Эти вести вернули нас от видений рая через сто тысяч лет к страданиям и бедам, царящим на земле в нынешнее время. Мы заговорили об опустошениях, произведенных чумою в прошедшем году во всех странах мира, и об ужасных последствиях, какие может иметь вторичное ее появление. Мы обсудили, как лучше всего уберечься от нее и сохранить здоровье и всю деятельность большого города, например Лондона. Мерривел не участвовал в нашей беседе; при-близясъ к Айдрис, он принялся уверять ее, что радостная перспектива земного рая через сто тысяч лет омрачена для него достоверным знанием, что еще немного погодя, когда эклиптика и экватор окажутся под прямым углом друг к другу, на земле воцарится ад или чистилище.
Вскоре мы стали расходиться.
– Нынче все мы витаем в облаках, – сказал Райленд. – Говорить о возможном появлении чумы в нашей отлично управляемой столице столь же разумно, как вычислять, когда мы сможем выращивать здесь ананасы под открытым небом.

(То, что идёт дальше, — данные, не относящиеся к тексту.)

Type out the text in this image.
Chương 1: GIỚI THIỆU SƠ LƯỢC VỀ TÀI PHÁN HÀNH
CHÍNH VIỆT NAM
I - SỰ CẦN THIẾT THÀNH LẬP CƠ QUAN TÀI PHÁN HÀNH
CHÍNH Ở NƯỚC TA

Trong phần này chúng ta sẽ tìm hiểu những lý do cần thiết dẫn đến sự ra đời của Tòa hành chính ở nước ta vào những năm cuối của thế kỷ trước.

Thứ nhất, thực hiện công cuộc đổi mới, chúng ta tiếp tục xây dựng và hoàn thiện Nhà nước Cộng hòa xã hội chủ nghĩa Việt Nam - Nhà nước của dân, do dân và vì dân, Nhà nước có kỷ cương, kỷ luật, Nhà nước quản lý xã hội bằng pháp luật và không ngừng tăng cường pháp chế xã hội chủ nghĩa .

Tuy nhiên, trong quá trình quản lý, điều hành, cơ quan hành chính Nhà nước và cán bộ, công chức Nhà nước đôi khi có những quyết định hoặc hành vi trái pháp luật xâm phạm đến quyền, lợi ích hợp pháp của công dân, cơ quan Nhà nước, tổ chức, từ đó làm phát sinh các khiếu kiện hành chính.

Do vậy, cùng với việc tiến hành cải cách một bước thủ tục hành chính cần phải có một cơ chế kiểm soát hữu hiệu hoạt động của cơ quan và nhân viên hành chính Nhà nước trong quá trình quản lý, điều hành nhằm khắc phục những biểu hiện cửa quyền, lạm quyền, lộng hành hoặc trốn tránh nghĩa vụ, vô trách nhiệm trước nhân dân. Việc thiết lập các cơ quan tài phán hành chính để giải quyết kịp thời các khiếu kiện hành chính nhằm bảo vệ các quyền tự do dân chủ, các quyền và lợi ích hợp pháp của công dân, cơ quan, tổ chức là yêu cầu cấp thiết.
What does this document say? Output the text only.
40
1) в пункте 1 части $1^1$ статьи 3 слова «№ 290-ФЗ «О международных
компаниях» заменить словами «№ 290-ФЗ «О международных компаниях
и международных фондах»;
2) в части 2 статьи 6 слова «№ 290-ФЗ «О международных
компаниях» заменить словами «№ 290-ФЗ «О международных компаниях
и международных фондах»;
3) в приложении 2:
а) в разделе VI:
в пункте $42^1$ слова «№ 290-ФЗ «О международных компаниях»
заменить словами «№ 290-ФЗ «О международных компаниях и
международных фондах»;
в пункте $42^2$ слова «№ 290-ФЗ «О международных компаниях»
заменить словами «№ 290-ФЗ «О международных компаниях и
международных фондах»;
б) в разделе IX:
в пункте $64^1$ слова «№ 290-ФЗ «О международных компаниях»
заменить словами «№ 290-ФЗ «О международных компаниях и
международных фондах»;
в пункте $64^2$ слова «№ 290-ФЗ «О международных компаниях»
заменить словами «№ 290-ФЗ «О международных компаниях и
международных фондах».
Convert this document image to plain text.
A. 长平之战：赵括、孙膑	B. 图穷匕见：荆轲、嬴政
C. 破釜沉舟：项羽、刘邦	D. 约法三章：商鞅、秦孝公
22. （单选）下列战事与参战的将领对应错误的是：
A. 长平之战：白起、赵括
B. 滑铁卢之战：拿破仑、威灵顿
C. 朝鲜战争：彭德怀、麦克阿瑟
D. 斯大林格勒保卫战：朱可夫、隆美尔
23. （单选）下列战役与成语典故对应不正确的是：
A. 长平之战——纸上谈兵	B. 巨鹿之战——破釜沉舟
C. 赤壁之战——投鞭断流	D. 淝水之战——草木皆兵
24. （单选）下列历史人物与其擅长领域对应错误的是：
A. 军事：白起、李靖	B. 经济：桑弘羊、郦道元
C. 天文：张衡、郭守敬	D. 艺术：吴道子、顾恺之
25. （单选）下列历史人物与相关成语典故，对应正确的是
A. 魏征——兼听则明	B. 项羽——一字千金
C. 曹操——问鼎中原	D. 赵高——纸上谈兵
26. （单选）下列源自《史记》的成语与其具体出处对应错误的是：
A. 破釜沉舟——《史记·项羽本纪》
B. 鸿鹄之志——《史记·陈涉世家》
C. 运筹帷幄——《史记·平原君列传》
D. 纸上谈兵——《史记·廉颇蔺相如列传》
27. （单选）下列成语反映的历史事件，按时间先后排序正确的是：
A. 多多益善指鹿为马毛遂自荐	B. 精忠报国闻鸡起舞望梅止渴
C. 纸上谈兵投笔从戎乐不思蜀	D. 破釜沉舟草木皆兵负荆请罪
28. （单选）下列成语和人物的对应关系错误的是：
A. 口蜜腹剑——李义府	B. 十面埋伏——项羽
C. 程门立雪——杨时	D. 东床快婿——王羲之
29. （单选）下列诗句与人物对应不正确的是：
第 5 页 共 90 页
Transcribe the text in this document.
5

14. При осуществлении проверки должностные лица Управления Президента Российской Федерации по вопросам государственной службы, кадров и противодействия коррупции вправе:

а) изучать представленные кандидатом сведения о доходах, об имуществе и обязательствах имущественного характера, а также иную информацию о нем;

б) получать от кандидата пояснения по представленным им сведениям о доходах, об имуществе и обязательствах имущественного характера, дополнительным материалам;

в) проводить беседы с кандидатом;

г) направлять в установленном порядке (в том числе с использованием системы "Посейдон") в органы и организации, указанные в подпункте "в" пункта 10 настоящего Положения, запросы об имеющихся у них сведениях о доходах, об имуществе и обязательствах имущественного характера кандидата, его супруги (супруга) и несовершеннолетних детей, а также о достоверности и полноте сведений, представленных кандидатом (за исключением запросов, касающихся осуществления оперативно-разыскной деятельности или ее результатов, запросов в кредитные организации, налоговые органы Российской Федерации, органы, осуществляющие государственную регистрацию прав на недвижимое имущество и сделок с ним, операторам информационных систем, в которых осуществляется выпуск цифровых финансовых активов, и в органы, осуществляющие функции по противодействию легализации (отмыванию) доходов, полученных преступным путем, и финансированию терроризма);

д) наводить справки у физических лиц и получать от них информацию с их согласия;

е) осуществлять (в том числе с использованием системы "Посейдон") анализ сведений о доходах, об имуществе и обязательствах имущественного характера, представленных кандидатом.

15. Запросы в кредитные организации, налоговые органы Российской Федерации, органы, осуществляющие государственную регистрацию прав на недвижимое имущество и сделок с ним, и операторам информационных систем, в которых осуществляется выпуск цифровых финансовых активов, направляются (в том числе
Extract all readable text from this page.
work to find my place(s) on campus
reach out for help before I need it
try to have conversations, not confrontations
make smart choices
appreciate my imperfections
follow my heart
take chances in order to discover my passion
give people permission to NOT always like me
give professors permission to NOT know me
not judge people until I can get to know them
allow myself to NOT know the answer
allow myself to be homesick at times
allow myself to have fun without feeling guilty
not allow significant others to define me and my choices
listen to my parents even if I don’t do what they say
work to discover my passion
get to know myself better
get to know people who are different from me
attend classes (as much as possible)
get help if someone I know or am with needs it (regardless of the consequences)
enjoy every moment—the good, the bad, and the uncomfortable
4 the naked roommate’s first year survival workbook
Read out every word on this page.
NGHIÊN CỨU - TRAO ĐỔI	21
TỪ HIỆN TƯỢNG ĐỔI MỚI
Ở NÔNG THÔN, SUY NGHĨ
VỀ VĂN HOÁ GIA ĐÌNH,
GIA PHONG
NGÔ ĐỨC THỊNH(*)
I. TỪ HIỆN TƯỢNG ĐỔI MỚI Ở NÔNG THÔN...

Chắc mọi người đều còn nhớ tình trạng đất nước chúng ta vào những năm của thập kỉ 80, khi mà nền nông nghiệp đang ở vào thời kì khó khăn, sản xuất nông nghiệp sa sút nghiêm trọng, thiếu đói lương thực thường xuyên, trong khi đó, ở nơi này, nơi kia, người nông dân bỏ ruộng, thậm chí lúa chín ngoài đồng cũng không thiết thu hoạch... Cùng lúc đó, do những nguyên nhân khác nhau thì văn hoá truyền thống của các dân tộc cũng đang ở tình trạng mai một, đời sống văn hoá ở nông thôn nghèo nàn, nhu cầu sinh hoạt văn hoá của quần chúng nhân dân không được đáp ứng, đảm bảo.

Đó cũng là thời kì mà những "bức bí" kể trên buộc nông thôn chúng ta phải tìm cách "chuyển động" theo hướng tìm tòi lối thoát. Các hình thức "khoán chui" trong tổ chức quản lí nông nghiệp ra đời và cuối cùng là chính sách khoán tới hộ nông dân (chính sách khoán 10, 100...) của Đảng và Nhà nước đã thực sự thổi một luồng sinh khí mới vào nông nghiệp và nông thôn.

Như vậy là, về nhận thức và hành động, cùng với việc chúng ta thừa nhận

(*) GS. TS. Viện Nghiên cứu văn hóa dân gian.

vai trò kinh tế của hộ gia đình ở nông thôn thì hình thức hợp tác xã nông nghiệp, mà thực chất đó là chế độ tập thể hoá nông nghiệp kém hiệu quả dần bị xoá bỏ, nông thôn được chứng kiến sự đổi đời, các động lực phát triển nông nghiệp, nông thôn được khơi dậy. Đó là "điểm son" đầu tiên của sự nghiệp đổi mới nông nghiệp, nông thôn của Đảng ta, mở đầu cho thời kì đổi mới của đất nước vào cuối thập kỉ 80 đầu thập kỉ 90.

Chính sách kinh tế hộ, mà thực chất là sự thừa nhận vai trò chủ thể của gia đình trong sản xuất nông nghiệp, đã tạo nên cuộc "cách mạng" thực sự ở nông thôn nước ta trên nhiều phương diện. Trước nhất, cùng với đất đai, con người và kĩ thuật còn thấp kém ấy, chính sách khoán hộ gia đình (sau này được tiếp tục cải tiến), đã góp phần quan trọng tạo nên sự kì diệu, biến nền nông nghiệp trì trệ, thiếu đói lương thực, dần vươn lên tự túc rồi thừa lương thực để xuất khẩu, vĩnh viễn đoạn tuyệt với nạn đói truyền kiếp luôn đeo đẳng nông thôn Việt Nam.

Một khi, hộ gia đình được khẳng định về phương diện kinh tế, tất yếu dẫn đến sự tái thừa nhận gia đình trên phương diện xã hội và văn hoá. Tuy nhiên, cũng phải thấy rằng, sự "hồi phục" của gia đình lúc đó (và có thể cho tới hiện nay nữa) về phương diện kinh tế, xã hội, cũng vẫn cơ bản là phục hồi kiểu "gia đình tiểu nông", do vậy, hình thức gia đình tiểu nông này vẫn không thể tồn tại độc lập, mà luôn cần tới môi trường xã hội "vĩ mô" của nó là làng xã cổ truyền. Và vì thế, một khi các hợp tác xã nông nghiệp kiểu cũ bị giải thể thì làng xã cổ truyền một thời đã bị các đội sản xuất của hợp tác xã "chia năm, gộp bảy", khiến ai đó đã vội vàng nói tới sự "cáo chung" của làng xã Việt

Но хотя предполагать появление чумы в Лондоне казалось нелепостью, я с душевной болью думал о страданиях, которые она уже принесла в Греции. Большинство англичан говорили о Фракии и Македонии словно о странах на поверхности Луны – неизвестные им, они не представляли интереса. Но я-то ступал по этой земле. Лица многих ее обитателей были мне знакомы; в городах, в долинах и в горах этих стран я в прошлом году испытал неизъяснимый восторг. Перед моим мысленным взором вставали то романтическое селение, то скромная хижина или богатый дом, населенные добрыми и прекрасными собою людьми, и я спрашивал себя: неужели чума уже там? Непобедимое чудовище, которое подступило к Константинополю и пожрало его, дьявол, более страшный, чем буря, более неукротимый, чем пожар, свирепствует в этой прекрасной стране. Такие мысли лишали меня покоя.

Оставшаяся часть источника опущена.